After two mass shootings in less than one week, mental health experts say the effects these horrific events have on the American public are amplified by the COVID-19 pandemic. On March 22, 2021, 10 people were killed at a grocery store in Boulder, Colorado. This event follows the deaths of eight people, including six Asian women, in shootings at Atlanta spas a week before.
“When there’s something about the case that resonates with you and that you identify with, it’s going to have a pretty significant impact,” said Dr. Ronald Acierno, professor of psychiatry and behavioral sciences at UTHealth’s McGovern Medical School. Post-traumatic stress disorder, general anxiety, depression, and substance abuse are four of the main conditions that can develop because of trauma, especially in those who personally witness a traumatic event, according to Acierno.

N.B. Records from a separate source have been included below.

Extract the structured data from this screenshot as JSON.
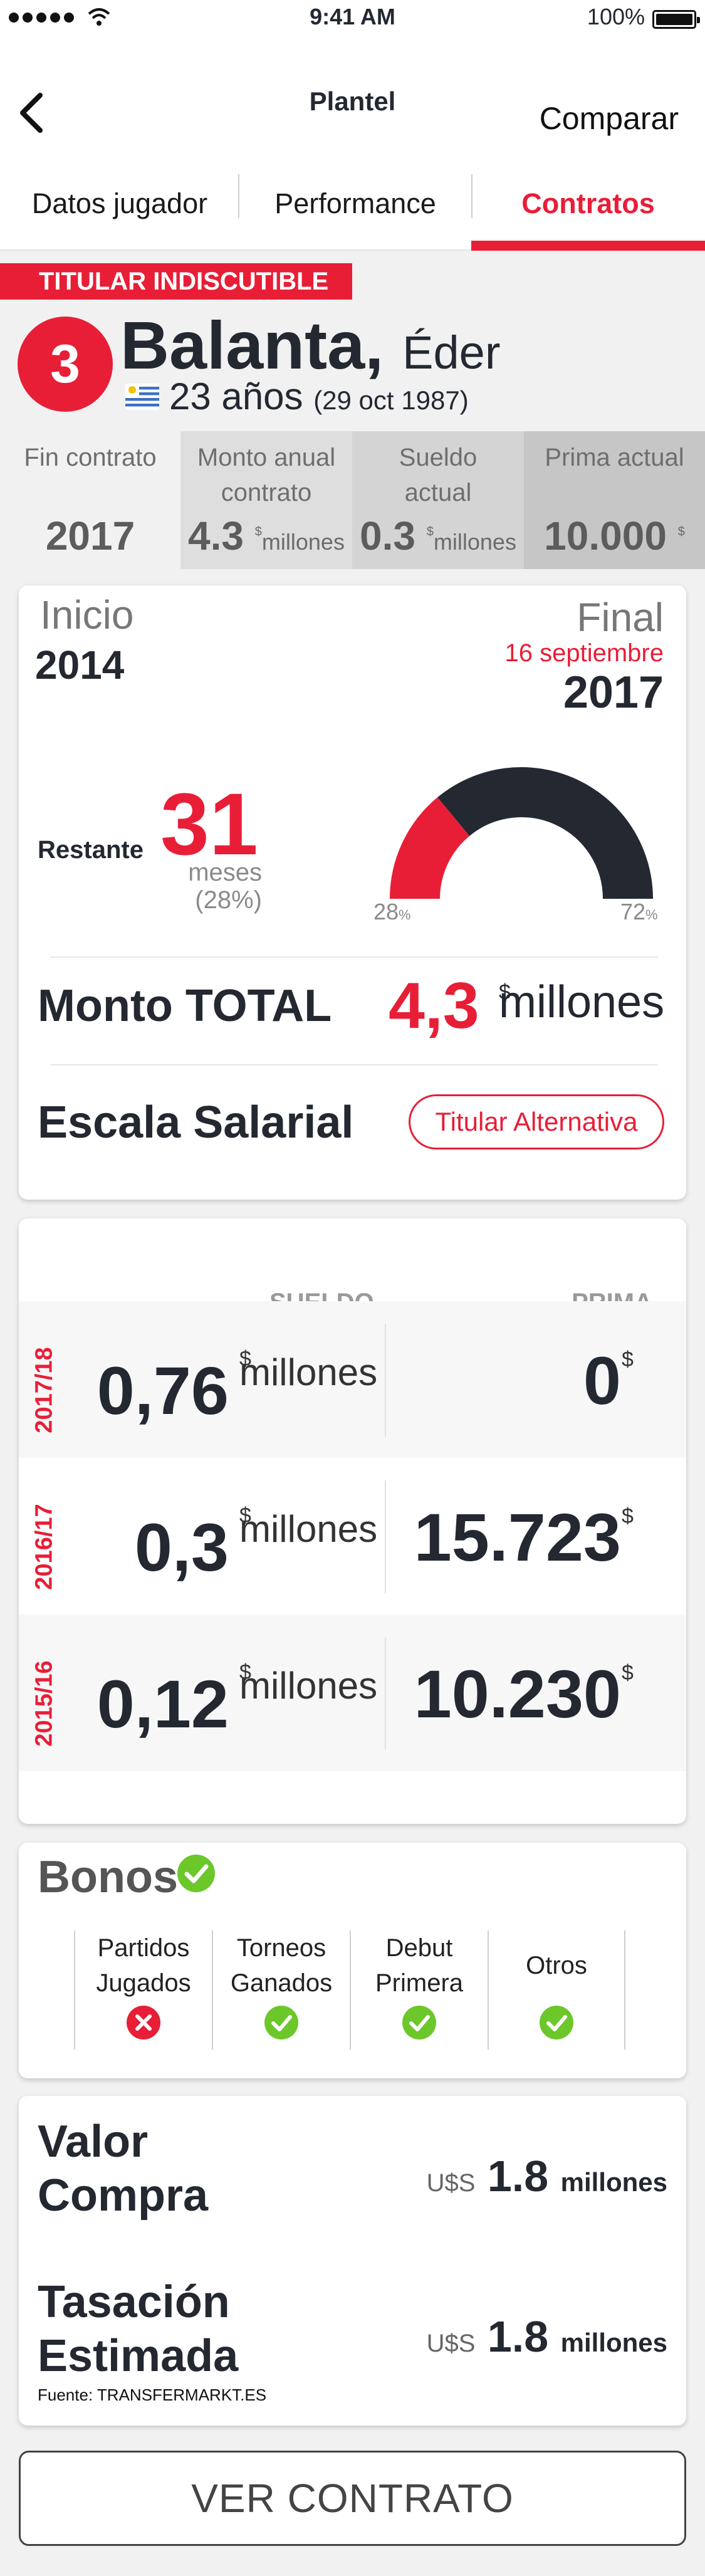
{
  "status_bar": {
    "time": "9:41 AM",
    "battery": "100%"
  },
  "nav": {
    "title": "Plantel",
    "compare_label": "Comparar"
  },
  "tabs": [
    "Datos jugador",
    "Performance",
    "Contratos"
  ],
  "player": {
    "badge": "TITULAR INDISCUTIBLE",
    "number": "3",
    "surname": "Balanta,",
    "first_name": "Éder",
    "age": "23 años",
    "birth": "(29 oct 1987)"
  },
  "stats": [
    {
      "label": "Fin contrato",
      "value": "2017",
      "unit": "",
      "currency": ""
    },
    {
      "label": "Monto anual contrato",
      "value": "4.3",
      "unit": "millones",
      "currency": "$"
    },
    {
      "label": "Sueldo actual",
      "value": "0.3",
      "unit": "millones",
      "currency": "$"
    },
    {
      "label": "Prima actual",
      "value": "10.000",
      "unit": "",
      "currency": "$"
    }
  ],
  "contract": {
    "inicio_label": "Inicio",
    "inicio_year": "2014",
    "final_label": "Final",
    "final_date": "16 septiembre",
    "final_year": "2017",
    "restante_label": "Restante",
    "restante_value": "31",
    "restante_unit": "meses",
    "restante_pct": "(28%)",
    "gauge": {
      "elapsed_fraction": 0.28,
      "remaining_fraction": 0.72,
      "lo_label": "28",
      "hi_label": "72",
      "pct_sign": "%",
      "elapsed_color": "#e81e37",
      "remaining_color": "#232831"
    },
    "monto_label": "Monto TOTAL",
    "monto_value": "4,3",
    "monto_currency": "$",
    "monto_unit": "millones",
    "escala_label": "Escala Salarial",
    "escala_value": "Titular Alternativa"
  },
  "salary": {
    "col_sueldo": "SUELDO",
    "col_prima": "PRIMA",
    "rows": [
      {
        "season": "2017/18",
        "sueldo": "0,76",
        "sueldo_currency": "$",
        "sueldo_unit": "millones",
        "prima": "0",
        "prima_currency": "$"
      },
      {
        "season": "2016/17",
        "sueldo": "0,3",
        "sueldo_currency": "$",
        "sueldo_unit": "millones",
        "prima": "15.723",
        "prima_currency": "$"
      },
      {
        "season": "2015/16",
        "sueldo": "0,12",
        "sueldo_currency": "$",
        "sueldo_unit": "millones",
        "prima": "10.230",
        "prima_currency": "$"
      }
    ]
  },
  "bonos": {
    "title": "Bonos",
    "title_icon": "check-circle-icon",
    "items": [
      {
        "label": "Partidos Jugados",
        "icon": "x-circle-icon",
        "status": "no"
      },
      {
        "label": "Torneos Ganados",
        "icon": "check-circle-icon",
        "status": "yes"
      },
      {
        "label": "Debut Primera",
        "icon": "check-circle-icon",
        "status": "yes"
      },
      {
        "label": "Otros",
        "icon": "check-circle-icon",
        "status": "yes"
      }
    ]
  },
  "valor": {
    "compra_label": "Valor Compra",
    "compra_currency": "U$S",
    "compra_value": "1.8",
    "compra_unit": "millones",
    "tasacion_label": "Tasación Estimada",
    "tasacion_currency": "U$S",
    "tasacion_value": "1.8",
    "tasacion_unit": "millones",
    "source": "Fuente: TRANSFERMARKT.ES"
  },
  "cta": {
    "label": "VER CONTRATO"
  },
  "colors": {
    "accent": "#e81e37",
    "dark": "#232831",
    "ok_green": "#6cc72b"
  }
}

The American Psychiatric Association outlines common reactions following a disaster, including changes in sleep, mood changes, decreased energy, changes in appetite, problems concentrating, headaches or other body pains, and increased isolation. They surveyed American adults in February, and many reported that since the pandemic started, they have had undesired weight changes, are drinking more alcohol to cope with stress, and are not getting their desired amount of sleep. This is particularly true of parents, essential workers, young people, and people of color.
These reported health impacts signal many adults may be having difficulties managing stressors, including grief and trauma, and are likely to lead to significant, long-term individual and societal consequences, including chronic illness and additional strain on the nation’s health care system.